February 15th, 2011 | Category: Random

Couldn’t figure this one out myself (didn’t help that the Varnish 2.1.4 man pages aren’t synced properly with the code), so after asking around on the Varnish IRC channel, I learned that you can filter varnishlog‘s output by remote IP address using

$ varnishlog -c -o SessionOpen $IP

Really bloody useful when troubleshooting on a production machine >:(


Fetching and Parsing XML with Haskell

April 01st, 2009 | Category: Random

Okay, I have to stumble through the Haddock for this shit every time I want to get something done with Haskell, so I’m going to type some of this up for the next time I have to deal with it. Hopefully this will help me remember the specifics better.

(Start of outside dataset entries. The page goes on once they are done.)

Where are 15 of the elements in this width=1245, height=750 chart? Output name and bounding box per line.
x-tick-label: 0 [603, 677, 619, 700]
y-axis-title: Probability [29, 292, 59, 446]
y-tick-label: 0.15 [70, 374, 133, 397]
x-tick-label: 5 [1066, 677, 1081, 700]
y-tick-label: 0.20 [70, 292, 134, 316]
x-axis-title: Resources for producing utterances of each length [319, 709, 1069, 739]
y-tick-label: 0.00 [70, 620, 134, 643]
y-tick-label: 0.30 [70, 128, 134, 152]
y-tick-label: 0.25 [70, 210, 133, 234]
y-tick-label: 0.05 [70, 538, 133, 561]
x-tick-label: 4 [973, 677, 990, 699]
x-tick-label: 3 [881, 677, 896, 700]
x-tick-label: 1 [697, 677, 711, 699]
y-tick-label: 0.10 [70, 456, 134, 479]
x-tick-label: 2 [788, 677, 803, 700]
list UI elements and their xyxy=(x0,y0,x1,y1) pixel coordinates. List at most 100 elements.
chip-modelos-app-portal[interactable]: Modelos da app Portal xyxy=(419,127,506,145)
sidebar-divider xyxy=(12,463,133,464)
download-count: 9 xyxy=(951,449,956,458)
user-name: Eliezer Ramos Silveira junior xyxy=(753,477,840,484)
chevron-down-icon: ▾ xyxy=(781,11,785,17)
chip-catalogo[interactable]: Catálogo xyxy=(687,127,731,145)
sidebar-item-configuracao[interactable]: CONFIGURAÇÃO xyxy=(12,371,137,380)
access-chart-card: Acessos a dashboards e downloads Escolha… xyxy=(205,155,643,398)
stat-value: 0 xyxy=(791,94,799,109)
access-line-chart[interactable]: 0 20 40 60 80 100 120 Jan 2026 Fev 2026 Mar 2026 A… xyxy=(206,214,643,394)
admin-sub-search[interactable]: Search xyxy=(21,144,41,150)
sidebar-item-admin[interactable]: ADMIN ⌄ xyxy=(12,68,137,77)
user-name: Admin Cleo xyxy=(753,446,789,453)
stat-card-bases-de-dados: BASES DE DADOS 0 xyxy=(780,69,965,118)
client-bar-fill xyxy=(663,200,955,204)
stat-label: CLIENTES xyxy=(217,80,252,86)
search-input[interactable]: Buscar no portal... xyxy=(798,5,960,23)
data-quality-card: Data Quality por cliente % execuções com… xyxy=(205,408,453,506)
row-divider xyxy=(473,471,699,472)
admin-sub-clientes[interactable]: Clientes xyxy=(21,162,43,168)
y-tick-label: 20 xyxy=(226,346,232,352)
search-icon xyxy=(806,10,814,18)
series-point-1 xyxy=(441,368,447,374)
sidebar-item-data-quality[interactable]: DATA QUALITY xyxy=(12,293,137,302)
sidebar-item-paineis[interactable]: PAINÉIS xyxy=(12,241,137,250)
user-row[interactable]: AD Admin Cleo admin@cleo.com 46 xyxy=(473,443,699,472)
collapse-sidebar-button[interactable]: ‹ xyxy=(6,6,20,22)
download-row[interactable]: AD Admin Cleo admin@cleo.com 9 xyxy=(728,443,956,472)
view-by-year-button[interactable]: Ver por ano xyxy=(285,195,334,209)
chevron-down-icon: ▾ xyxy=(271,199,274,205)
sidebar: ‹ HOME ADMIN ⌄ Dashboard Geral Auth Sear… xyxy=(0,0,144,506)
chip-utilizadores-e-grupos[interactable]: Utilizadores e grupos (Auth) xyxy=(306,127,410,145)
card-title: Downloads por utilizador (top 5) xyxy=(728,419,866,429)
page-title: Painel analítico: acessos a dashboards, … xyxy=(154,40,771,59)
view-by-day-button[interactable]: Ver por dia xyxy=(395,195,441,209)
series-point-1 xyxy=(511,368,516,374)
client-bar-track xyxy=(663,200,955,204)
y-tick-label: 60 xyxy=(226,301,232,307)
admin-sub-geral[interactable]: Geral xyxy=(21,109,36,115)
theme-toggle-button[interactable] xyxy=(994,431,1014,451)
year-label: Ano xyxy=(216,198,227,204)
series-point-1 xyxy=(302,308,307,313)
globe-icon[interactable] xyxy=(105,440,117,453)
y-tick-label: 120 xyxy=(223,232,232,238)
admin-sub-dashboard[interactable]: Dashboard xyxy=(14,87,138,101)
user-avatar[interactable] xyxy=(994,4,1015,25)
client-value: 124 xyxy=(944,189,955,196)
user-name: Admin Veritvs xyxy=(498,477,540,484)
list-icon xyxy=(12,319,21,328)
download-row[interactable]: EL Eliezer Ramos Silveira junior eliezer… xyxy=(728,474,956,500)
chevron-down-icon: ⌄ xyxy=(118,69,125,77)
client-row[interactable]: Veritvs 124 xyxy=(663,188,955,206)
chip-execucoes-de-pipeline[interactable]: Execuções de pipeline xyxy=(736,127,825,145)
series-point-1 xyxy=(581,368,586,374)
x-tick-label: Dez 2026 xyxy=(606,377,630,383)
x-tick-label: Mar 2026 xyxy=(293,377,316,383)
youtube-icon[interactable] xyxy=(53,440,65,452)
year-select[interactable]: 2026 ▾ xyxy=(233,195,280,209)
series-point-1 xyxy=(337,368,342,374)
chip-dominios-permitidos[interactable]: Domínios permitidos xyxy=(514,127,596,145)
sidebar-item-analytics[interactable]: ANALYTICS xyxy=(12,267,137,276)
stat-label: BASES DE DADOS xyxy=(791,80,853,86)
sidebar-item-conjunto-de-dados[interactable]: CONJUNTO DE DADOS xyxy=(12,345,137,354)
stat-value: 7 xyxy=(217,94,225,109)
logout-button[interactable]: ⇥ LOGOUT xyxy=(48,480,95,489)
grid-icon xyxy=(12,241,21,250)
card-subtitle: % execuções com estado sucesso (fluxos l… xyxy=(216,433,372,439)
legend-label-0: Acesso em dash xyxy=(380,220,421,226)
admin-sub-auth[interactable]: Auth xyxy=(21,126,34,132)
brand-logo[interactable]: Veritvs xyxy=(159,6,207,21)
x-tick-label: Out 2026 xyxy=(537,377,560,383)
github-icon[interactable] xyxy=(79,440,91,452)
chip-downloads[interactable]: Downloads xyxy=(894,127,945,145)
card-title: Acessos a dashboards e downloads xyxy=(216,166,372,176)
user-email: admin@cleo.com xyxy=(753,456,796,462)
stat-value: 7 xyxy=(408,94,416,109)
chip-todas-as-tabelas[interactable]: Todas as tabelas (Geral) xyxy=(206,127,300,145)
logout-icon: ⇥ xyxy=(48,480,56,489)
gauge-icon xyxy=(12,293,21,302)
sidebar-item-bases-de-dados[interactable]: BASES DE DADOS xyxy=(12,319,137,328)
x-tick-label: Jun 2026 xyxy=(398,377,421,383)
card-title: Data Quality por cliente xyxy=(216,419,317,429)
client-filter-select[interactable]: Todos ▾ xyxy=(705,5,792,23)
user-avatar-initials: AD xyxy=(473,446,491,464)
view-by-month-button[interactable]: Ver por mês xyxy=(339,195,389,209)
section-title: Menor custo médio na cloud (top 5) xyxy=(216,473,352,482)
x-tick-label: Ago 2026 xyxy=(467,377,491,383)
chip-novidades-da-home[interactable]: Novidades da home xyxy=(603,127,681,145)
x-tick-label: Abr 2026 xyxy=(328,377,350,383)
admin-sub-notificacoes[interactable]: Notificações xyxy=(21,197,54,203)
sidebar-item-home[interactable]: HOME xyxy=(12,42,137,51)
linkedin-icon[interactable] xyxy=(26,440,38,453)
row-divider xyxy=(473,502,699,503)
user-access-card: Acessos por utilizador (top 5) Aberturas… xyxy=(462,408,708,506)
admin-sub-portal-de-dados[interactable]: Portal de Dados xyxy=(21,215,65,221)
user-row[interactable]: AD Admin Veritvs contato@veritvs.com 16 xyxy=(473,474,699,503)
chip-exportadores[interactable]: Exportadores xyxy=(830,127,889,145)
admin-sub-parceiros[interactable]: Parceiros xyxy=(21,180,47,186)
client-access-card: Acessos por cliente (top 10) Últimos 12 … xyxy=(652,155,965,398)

I want to implement a “feature” on 4scrape where when someone does a search, the JavaScript also does a search on JList and injects some product suggestions into the results. Since JList only provides HTML/XML interfaces (and not JSONP), I have to write a proxy service, and if I’m going to do that, I might as well have it cache, parse and convert the JList product data into JSON so the JavaScript side is really easy to write.

Fetching shit over HTTP

First, we need to fetch the raw data. Before we can do that, we need to parse the target URL into a Network.URI.URI

ghci> import Network.URI
ghci> let url = ""
ghci> let Just uri = parseURI url

There’s a lot of ways to fetch shit over HTTP, but I prefer Network.HTTP.simpleHTTP because it’s simple. We just have to construct a Request object from our URI (and you can put headers and shit in there too — but for posting stuff there’s better interfaces I think) -

ghci> import Network.HTTP
ghci> :t Request
Request :: URI -> RequestMethod -> [Header] -> String -> Request
ghci> let req = Request uri GET [] ""

And then perform the simpleHTTP call, which returns an Either we have to deal with (I just let the shit error out) –

ghci> res <- simpleHTTP req
Right HTTP/1.1 200 OK
Date: Wed, 01 Apr 2009 22:47:42 GMT
Server: Apache
Connection: close
Transfer-Encoding: chunked
Content-Type: text/xml
Content-Length: 65190

ghci> let Right rsp = res

There’s various accessor functions for grabbing all of the pieces of the response object, but the only thing I’m interested in is the body –

ghci> let xml = rspBody rsp

Parsing with Text.XML.Light

Now that we have the data, we need to parse it. There’s a bajillion Haskell libraries to parse and manipulate XML documents (HXT, HaXML, libxml bindings, etc), but for lightweight work I find Text.XML.Light to be simple enough. Arguably, this would be faster to deal with using some XPath but ugh that shit (and XSLT) make me kind of queasy (for no good reason). Fucking XML.

Anyway, have to parse the XML document –

ghci> import Text.XML.Light
ghci> let Just doc = parseXMLDoc xml

In this case, I’m dealing with RSS, which is fairly straightforward — I just want to grab all the “item” elements, then from each of those, grab the title, link and description. The only muddy thing about traversal with XML.Light is using QName (qualified names?) which really is just an extra step in the process. Fucking XML.

ghci> let items = findElements (QName "item" Nothing Nothing) doc
ghci> length items

And this is where I introduce totally unmaintainable code

ghci> let stuff = map (\e -> map (\n -> maybe "" strContent (findElement (
      QName n Nothing Nothing) e)) ["title", "guid", "description"]) items

ghci> stuff !! 0 !! 0
"Evangelion Head Interface ~ Rei Ayanami ver. "

Could probably clean that up a lot by sticking the lambdas and the ["title", ...] into where clauses but I am too lazy. Anyway, that’s all our stuff and we can just throw that into JSON with Text.JSON.encode and be on our way. Hooray.